Another quite disconcerting symptom is nausea. When around multiple moving objects, such as a crowd, I become nauseous from the visual distortion and movement. Having Guide Dog Sienna has helped enormously with this, as I can walk with my eyes shut in crowded areas to decrease nausea and increase my confidence when out and about. However, along with a guide dog comes barriers. For example, I was denied entry to places because I have a dog, such as certain Spotlight stores and my local Dairy. Uber drivers were cancelling the job because I have a dog, even though I put in the comments I have a guide dog that sits in the car footwell.
Guide dogs are allowed into these places, shops, public transport, and rideshare; however, some people do not understand or know of this. They assume a dog is just a pet dog.

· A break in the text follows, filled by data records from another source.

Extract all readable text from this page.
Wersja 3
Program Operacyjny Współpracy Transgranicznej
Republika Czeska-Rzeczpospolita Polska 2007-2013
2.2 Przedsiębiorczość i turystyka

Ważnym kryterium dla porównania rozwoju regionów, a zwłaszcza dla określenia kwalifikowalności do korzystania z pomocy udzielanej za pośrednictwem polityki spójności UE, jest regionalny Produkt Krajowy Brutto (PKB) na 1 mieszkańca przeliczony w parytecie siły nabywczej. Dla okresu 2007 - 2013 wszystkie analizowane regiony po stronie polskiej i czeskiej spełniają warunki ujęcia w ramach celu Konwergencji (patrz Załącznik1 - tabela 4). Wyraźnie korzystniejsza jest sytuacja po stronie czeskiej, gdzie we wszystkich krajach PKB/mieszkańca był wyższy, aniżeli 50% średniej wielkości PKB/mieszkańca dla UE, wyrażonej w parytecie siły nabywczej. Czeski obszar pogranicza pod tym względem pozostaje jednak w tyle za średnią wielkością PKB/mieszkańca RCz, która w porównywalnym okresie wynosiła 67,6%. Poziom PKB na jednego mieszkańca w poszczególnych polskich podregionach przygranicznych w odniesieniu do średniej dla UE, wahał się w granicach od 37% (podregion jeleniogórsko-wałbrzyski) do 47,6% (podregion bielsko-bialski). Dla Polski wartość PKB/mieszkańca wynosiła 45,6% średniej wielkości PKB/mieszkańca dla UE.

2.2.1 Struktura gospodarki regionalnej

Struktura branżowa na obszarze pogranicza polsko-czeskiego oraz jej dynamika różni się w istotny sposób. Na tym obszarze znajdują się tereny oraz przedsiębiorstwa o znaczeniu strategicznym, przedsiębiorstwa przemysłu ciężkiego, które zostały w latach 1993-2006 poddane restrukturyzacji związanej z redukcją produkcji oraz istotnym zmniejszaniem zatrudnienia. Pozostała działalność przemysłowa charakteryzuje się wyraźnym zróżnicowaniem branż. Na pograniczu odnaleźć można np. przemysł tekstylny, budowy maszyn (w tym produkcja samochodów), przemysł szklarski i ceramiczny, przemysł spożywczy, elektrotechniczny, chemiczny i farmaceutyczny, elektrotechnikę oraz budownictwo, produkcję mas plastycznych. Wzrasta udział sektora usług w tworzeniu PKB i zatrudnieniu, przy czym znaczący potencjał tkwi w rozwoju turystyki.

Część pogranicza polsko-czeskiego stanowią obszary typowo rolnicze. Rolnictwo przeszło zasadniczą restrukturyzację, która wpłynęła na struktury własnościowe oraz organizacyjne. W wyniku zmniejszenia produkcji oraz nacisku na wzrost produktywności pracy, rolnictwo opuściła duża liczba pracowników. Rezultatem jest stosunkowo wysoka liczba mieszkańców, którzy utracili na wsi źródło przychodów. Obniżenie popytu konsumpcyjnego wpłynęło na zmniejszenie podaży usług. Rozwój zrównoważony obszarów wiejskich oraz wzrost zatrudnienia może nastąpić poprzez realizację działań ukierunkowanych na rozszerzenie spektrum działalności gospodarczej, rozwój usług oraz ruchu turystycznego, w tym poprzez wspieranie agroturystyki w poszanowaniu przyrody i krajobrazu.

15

I spend a lot of my free time educating others about access needs, equity and many other related concepts in a kind and compassionate way so that people may have a little insight into why I do things differently.
This blog post and Guide Dog Sienna’s blog and Facebook page are freely available examples of this, alongside giving presentations, discussions, answering questions and encouraging others to ask.
I guess what I would like to get across is that we are all learning to interact in an environment and have different values, beliefs and contexts, which all add to the narrative of any situation. It is these things that add richness to our human nature and lives.
With this in mind, I am privileged to have worked in several different sectors, including clinician, educator, researcher, computer admin, software development and I am a consumer of these with access needs that offers a unique perspective.
Back to how this blog post started submitting an abstract for a conference that covers digital, clinical, developer and consumer or lived experience perspectives combining technical, clinical and social constructs is unique and I am hoping that this will be accepted and am looking forward to presenting on a topic that will inform on many levels.